Le Canada et le Québec ne sont pas les seuls à s’attaquer au contrôle des armes. Dans La Presse du 22 mars 2019, l’éditorialiste Alexandre Sirois rappelle l’exemple australien, pays qui a interdit les armes automatiques et semi-automatiques. Je cite: « La décision a eu un impact mesurable. Les taux d’homicides et de suicides commis avec une arme à feu ont baissé de façon encore plus marquée qu’auparavant. Plus remarquable encore: il n’y a pas eu d’autres tuerie de masse avant l’an dernier en Australie (un malheureux drame familial) soit 22 ans après celle de Port Arthur. Pourtant, avant ce crime atroce, il y avait eu 13 tueries de masse en l’espace de 18 ans.»

L’abandon du registre n’est pas à coût nul puisque son absence génère aussi des dépenses faramineuses, des coûts sociaux majeurs et des drames effroyables qui laisseront des traces pendant des décennies. Comme pour les routes, investir ou non coûte cher. Concernant les crimes violents, j’ai bien écrit que si nous soustrayons les 23 attribués au crime organisé, que «70 vies auraient pu tirer avantage de l’existence du registre.» Cependant, je n’ai pas affirmé que toutes auraient pu être sauvées. Dans la phrase suivante, je me demandais combien de vies parmi les 70 auraient pu être épargnées. « Dix, quinze ou vingt? » Est-ce assez pour que nous puissions au moins poser la question?
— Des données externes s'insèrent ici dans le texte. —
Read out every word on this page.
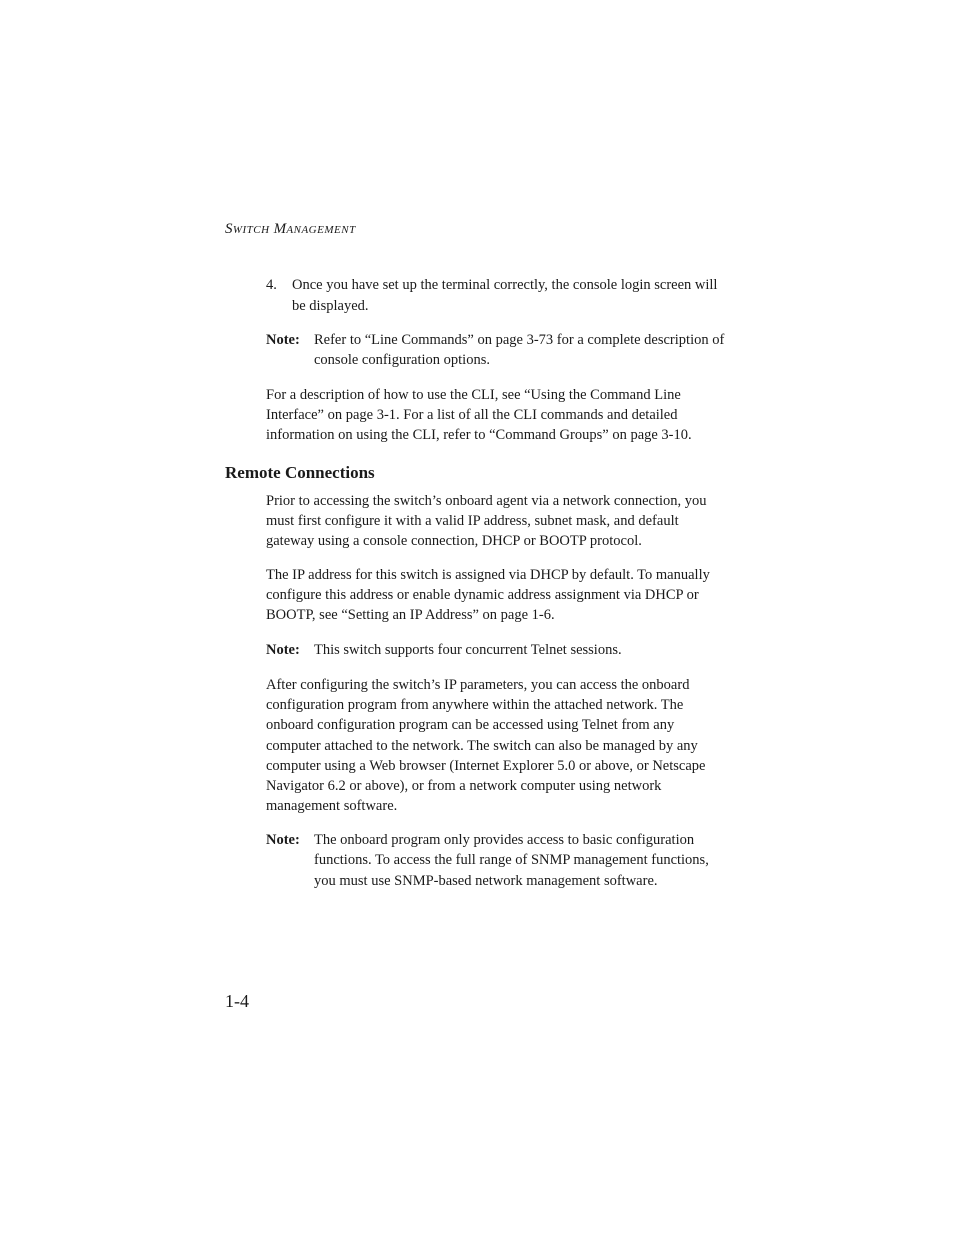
SWITCH MANAGEMENT
4. Once you have set up the terminal correctly, the console login screen will be displayed.
Note: Refer to “Line Commands” on page 3-73 for a complete description of console configuration options.
For a description of how to use the CLI, see “Using the Command Line Interface” on page 3-1. For a list of all the CLI commands and detailed information on using the CLI, refer to “Command Groups” on page 3-10.
Remote Connections
Prior to accessing the switch’s onboard agent via a network connection, you must first configure it with a valid IP address, subnet mask, and default gateway using a console connection, DHCP or BOOTP protocol.
The IP address for this switch is assigned via DHCP by default. To manually configure this address or enable dynamic address assignment via DHCP or BOOTP, see “Setting an IP Address” on page 1-6.
Note: This switch supports four concurrent Telnet sessions.
After configuring the switch’s IP parameters, you can access the onboard configuration program from anywhere within the attached network. The onboard configuration program can be accessed using Telnet from any computer attached to the network. The switch can also be managed by any computer using a Web browser (Internet Explorer 5.0 or above, or Netscape Navigator 6.2 or above), or from a network computer using network management software.
Note: The onboard program only provides access to basic configuration functions. To access the full range of SNMP management functions, you must use SNMP-based network management software.
1-4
L’efficacité du registre ne relève pas de l’automatisme mais du message envoyé et parfois du miracle d’un moment d’hésitation quand l’arme n’est pas immédiatement disponible. C’est la différence entre madame ou feu madame…

Je n’ai pas d’emblée été favorable au registre des armes parce que je me méfie toujours d’un État assoiffé de taxes. Après la tragédie de polytechnique et autres drames conjugaux, le registre est devenu un mal nécessaire. Lors de sa création, j’ai vendu mon fusil. Peut-être me suis-je ainsi sauvé la vie? Supposons que demain je perde la tête; le temps de chercher un autre moyen d’en finir, peut-être aurai-je le temps de retrouver mes esprits. Parfois, il suffit de bien peu de choses. Nous le savons tous, il arrive que l’honnête chasseur ou le bon mari sombre dans la dépression ou saute les plombs. Si le registre permettait de soustraire un certain nombre de drames, cela ne vaut-il pas la peine de le considérer?

Bref, vous avez raison de mettre des bémols ou même de contredire: il faut que tout soit sur la table afin que nous comprenions quelque chose à cet imbroglio, afin que nous prenions conscience de nos valeurs communes. Nous ne pouvons pas nous contenter d’aligner des chiffres; collectivement, nous sommes dus pour une bonne réflexion où toutes les vérités devront être entendues. Souhaitons-nous la maturité pour y arriver.